4Au moyen-âge, c’est un chevalier errant en quête du Graal. Plus tard, le sens s’efface, il prend l’allure d’un sombre voyageur romantique. Au XXe siècle, beatnik moderne, son nihilisme l’emporte vers la jouissance, d’instant en instant, le déplacement comme unique contrainte. Le Wanderer n’a de cesse d’incarner un désir d’exil, de non-appartenance. Ulysse, Don Quichotte, Oberman et ce voyageur peint par Caspar David Friedrich (reproduction ci-contre), aujourd’hui les héros de road movie - c’est l’archétype fondamental du nomadisme originel. Cette errance, si l’aspiration religieuse se définit par un élan spirituel vertical, en propose une dimension horizontale. Passionnante métaphysique de la terre, qui trouve en musique un champ d’expression presque mimétique, les sons composant à leur tour un simulacre de mouvance perpétuelle. Schubert aborde ce thème d’abord sous sa forme de prédilection, le lied, puis le développe en fantaisie. Mais le passage d’un genre à l’autre correspond aussi à un changement de ton. Mélancolique, doux, et très calme, le lied s’exprime sans colère, mais sans espoir: Le bonheur est toujours là où je ne suis pas. Le disque nous en donne la transposition de Liszt, qui accentue la ligne mélodique et résorbe la voix dans l’intensité du piano. Avec la fantaisie, tout se réveille, tout s’anime: la mélancolie subsiste par traces, tandis que l’errance s’allège en promenade. Moins introspectif, le regard prend conscience des mille et une merveilles de la route et la musique sautillante le reflète joyeusement. On le sait, la temporalité de Schubert se déploie dans la durée; une certaine lenteur semble nécessaire au développement de sa pensée, une retenue, presque une hésitation. Aussi la fantaisie, avec toute sa vivacité, témoigne-t-elle toujours cette réticence, qui reflète en retour celle du voyageur.

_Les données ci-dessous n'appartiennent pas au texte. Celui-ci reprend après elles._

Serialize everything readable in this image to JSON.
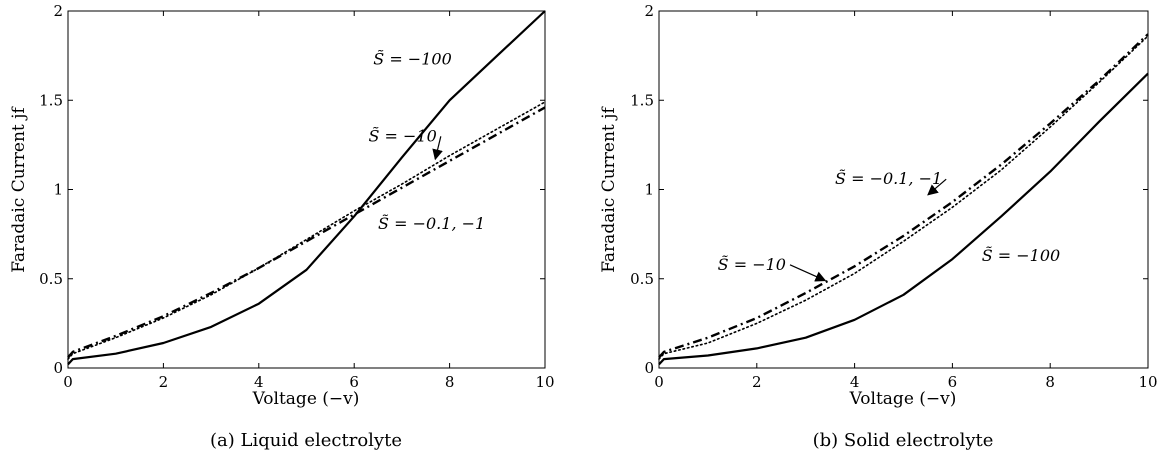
{
  "chart_data": [
    {
      "type": "line",
      "caption": "(a) Liquid electrolyte",
      "xlabel": "Voltage (−v)",
      "ylabel": "Faradaic Current jf",
      "xlim": [
        0,
        10
      ],
      "ylim": [
        0,
        2
      ],
      "xticks": [
        "0",
        "2",
        "4",
        "6",
        "8",
        "10"
      ],
      "yticks": [
        "0",
        "0.5",
        "1",
        "1.5",
        "2"
      ],
      "series": [
        {
          "style": "solid",
          "color": "#000000",
          "x": [
            0,
            0.1,
            1,
            2,
            3,
            4,
            5,
            6,
            7,
            8,
            9,
            10
          ],
          "y": [
            0.02,
            0.05,
            0.08,
            0.14,
            0.23,
            0.36,
            0.55,
            0.85,
            1.18,
            1.5,
            1.75,
            2.0
          ]
        },
        {
          "style": "dotted",
          "color": "#000000",
          "x": [
            0,
            0.1,
            1,
            2,
            3,
            4,
            5,
            6,
            7,
            8,
            9,
            10
          ],
          "y": [
            0.05,
            0.08,
            0.17,
            0.28,
            0.41,
            0.56,
            0.72,
            0.88,
            1.03,
            1.19,
            1.34,
            1.49
          ]
        },
        {
          "style": "dashdot",
          "color": "#000000",
          "x": [
            0,
            0.1,
            1,
            2,
            3,
            4,
            5,
            6,
            7,
            8,
            9,
            10
          ],
          "y": [
            0.06,
            0.09,
            0.18,
            0.29,
            0.42,
            0.56,
            0.71,
            0.86,
            1.01,
            1.16,
            1.31,
            1.46
          ]
        }
      ],
      "annotations": [
        {
          "text": "S̃ = −100",
          "x": 6.4,
          "y": 1.7
        },
        {
          "text": "S̃ = −10",
          "x": 6.3,
          "y": 1.27,
          "arrow_to": [
            7.7,
            1.17
          ]
        },
        {
          "text": "S̃ = −0.1, −1",
          "x": 6.5,
          "y": 0.78
        }
      ]
    },
    {
      "type": "line",
      "caption": "(b) Solid electrolyte",
      "xlabel": "Voltage (−v)",
      "ylabel": "Faradaic Current jf",
      "xlim": [
        0,
        10
      ],
      "ylim": [
        0,
        2
      ],
      "xticks": [
        "0",
        "2",
        "4",
        "6",
        "8",
        "10"
      ],
      "yticks": [
        "0",
        "0.5",
        "1",
        "1.5",
        "2"
      ],
      "series": [
        {
          "style": "solid",
          "color": "#000000",
          "x": [
            0,
            0.1,
            1,
            2,
            3,
            4,
            5,
            6,
            7,
            8,
            9,
            10
          ],
          "y": [
            0.02,
            0.05,
            0.07,
            0.11,
            0.17,
            0.27,
            0.41,
            0.61,
            0.85,
            1.1,
            1.38,
            1.65
          ]
        },
        {
          "style": "dotted",
          "color": "#000000",
          "x": [
            0,
            0.1,
            1,
            2,
            3,
            4,
            5,
            6,
            7,
            8,
            9,
            10
          ],
          "y": [
            0.05,
            0.08,
            0.14,
            0.25,
            0.38,
            0.53,
            0.71,
            0.9,
            1.11,
            1.35,
            1.6,
            1.86
          ]
        },
        {
          "style": "dashdot",
          "color": "#000000",
          "x": [
            0,
            0.1,
            1,
            2,
            3,
            4,
            5,
            6,
            7,
            8,
            9,
            10
          ],
          "y": [
            0.06,
            0.09,
            0.17,
            0.28,
            0.42,
            0.57,
            0.74,
            0.93,
            1.14,
            1.37,
            1.61,
            1.87
          ]
        }
      ],
      "annotations": [
        {
          "text": "S̃ = −0.1, −1",
          "x": 3.6,
          "y": 1.03,
          "arrow_to": [
            5.5,
            0.97
          ]
        },
        {
          "text": "S̃ = −10",
          "x": 1.2,
          "y": 0.55,
          "arrow_to": [
            3.4,
            0.49
          ]
        },
        {
          "text": "S̃ = −100",
          "x": 6.6,
          "y": 0.6
        }
      ]
    }
  ]
}
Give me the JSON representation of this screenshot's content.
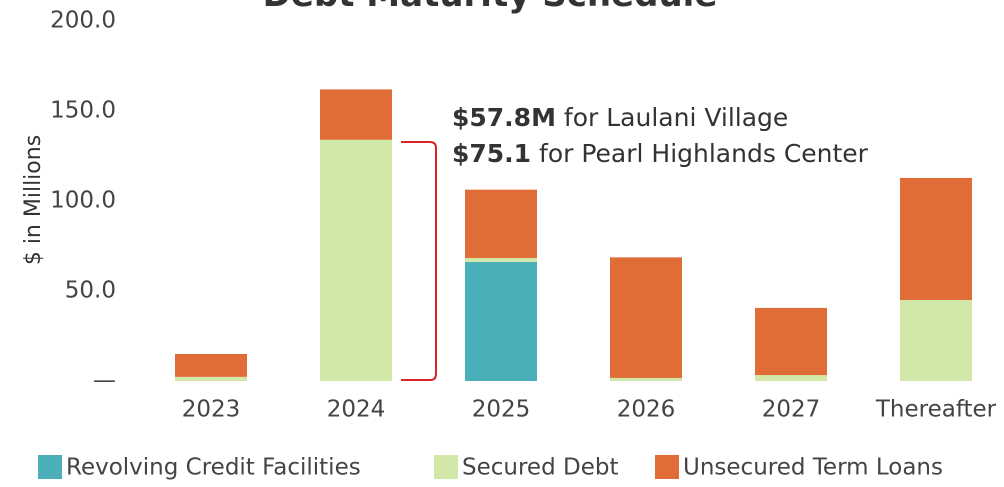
{
  "chart_data": {
    "type": "stacked_bar",
    "title": "Debt Maturity Schedule",
    "ylabel": "$ in Millions",
    "categories": [
      "2023",
      "2024",
      "2025",
      "2026",
      "2027",
      "Thereafter"
    ],
    "series": [
      {
        "name": "Revolving Credit Facilities",
        "color": "#4aafb8",
        "values": [
          0,
          0,
          66.1,
          0,
          0,
          0
        ]
      },
      {
        "name": "Secured Debt",
        "color": "#d2e8a9",
        "values": [
          2.3,
          134,
          2.2,
          1.7,
          3.3,
          45
        ]
      },
      {
        "name": "Unsecured Term Loans",
        "color": "#e06c38",
        "values": [
          12.7,
          28,
          38,
          67,
          37.3,
          67.8
        ]
      }
    ],
    "ylim": [
      0,
      200
    ],
    "yticks": [
      {
        "value": 0,
        "label": "—"
      },
      {
        "value": 50,
        "label": "50.0"
      },
      {
        "value": 100,
        "label": "100.0"
      },
      {
        "value": 150,
        "label": "150.0"
      },
      {
        "value": 200,
        "label": "200.0"
      }
    ],
    "annotations": [
      {
        "bold": "$57.8M",
        "text": " for Laulani Village"
      },
      {
        "bold": "$75.1",
        "text": " for Pearl Highlands Center"
      }
    ]
  }
}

Construit autour de la figure du Wanderer, l’Hymne à la nuit désigne, selon la pianiste, l’attente de l’aurore, de la lumière. L’espoir supplante l’accomplissement, toujours différé, redouté. Le voyageur fuit l’assouvissement, pressentant que - Schopenhauer est son contemporain - tout désir satisfait équivaut à une déception. Ce thème partage le disque en trois parties. L’ouverture, composée de trois morceaux, un impromptu, une valse et une mélodie hongroise, met en place un climat méditatif. La pièce centrale est constituée par quelques-uns des lieder transposés par Liszt. Des sons cristallins modifient subtilement les couleurs originales; la transposition est un exercice intéressant, quand elle engage des artistes aussi différents, aussi complémentaires. La tension dramatique du chant se traduit par la virtuosité, sans que l’esprit initial de l’œuvre ne soit jamais trahi. Au contraire, Liszt, qui, du vivant de Schubert, exécutait en concert l’accompagnement des lieder, ressentait une profonde admiration pour son aîné, contribuant largement à la diffusion de son œuvre. Enfin, le dernier lied, Der Wanderer, qui est aussi l’un des plus beaux, introduit naturellement la conclusion, la Wanderer-Fantaisie, notes solaires qui brisent en douceur l’unité du disque.

L’interprétation de Brigitte Engerer, même irréprochable, n’a pas la prétention de rivaliser avec ses illustres prédécesseurs (Radu Lupu, Brendel, etc.). Lauréate du Concours Reine Élisabeth en 1978, épouse de l’écrivain Yann Queffélec (dont la sœur, Anne, est également une pianiste reconnue), c’est une musicienne chaleureuse et attentive, passionnée par son sujet. La réussite de l’Hymne à la nuit tient au choix des œuvres, à la distribution interne des morceaux. Il ne s’agit pas simplement de rejouer Schubert, mais bien plus de le présenter au détour d’une histoire, le temps d’un disque, d’emboîter le pas au Wanderer, dont la route, infinie, s’étire encore jusqu’à aujourd’hui.